Public racecourse in Aarhus, Denmark

The Jutland Racecourse (Danish: Jydsk Væddeløbsbane) is a public racecourse in Aarhus, Denmark. The racecourse is situated on Observatorievejen adjacent to the Aarhus Sports Park in the Aarhus C district north of Højbjerg.

== History ==
The first horse races in Aarhus were held around 1898 on Marselisborg Mark or Skejby Mark. Races were almost all gallop apart from a few exceptions in the 1910s. There was no tradition in Aarhus for horse racing and the only areas large enough to accommodate it as a spectator sport were two hilly. In April 1923 local organizations requested Aarhus city council some of the newly acquired Marselisborg estate to establish a proper racecourse for horse racing. Aarhus Stadium had been completed in the area in 1920 and a majority in the city council felt that the two facilities would complement each other. The racecourse was approved in 1924 and granted a loan of 20000 Danish Kroner and on 29 June 1924 the racecourse was inaugurated. The racecourse was initially a 1200 meter long grass lane and one lane with four fixed obstacles for steeplechase races. Additional facilities included betting booths, tribunes and a restaurant.

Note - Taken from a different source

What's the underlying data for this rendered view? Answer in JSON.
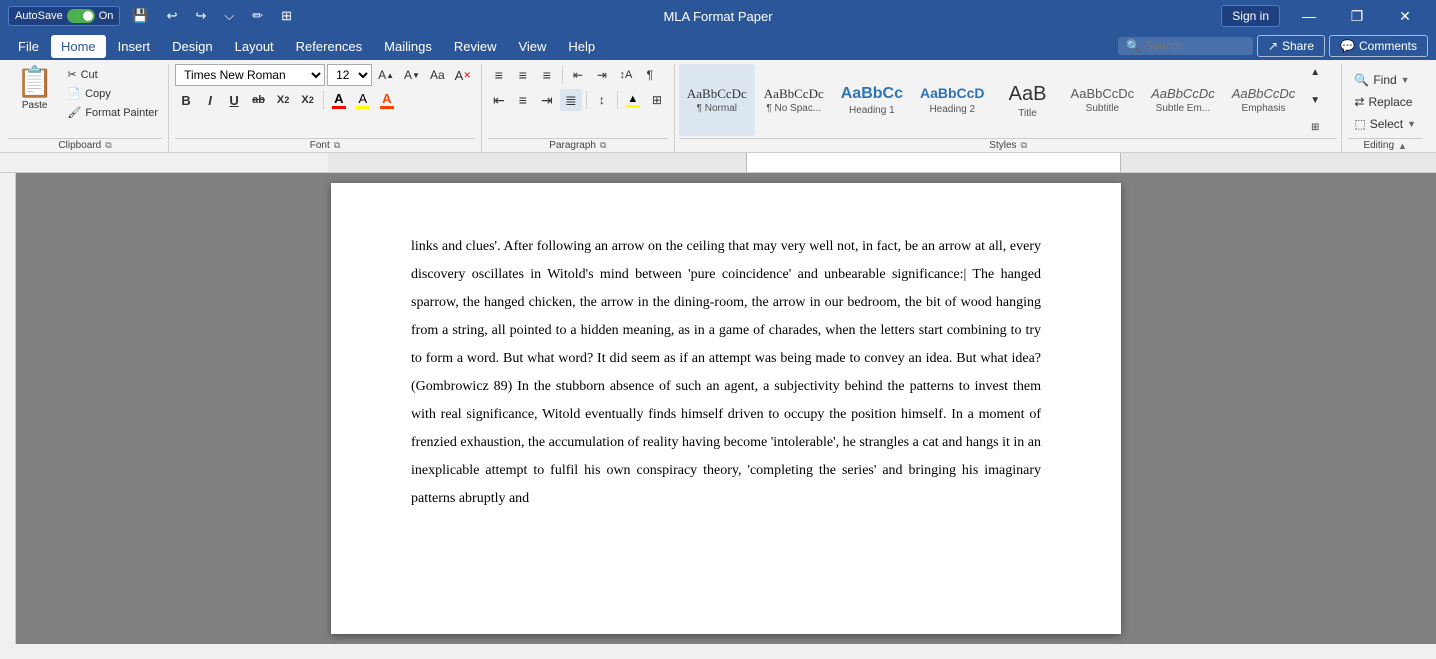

In the 1930s the racecourse was expanded and renovated a number of times, frequently with public funds from job creation projects initiated during the Great Depression. The first expansion took place in 1935. In 1938 the largest expansion took place and the course was evened out so the difference in height was reduced from 9 meters to 4 meters. In 1939 large concrete tribunes were built with offices and betting booths underneath and private spectator boxes.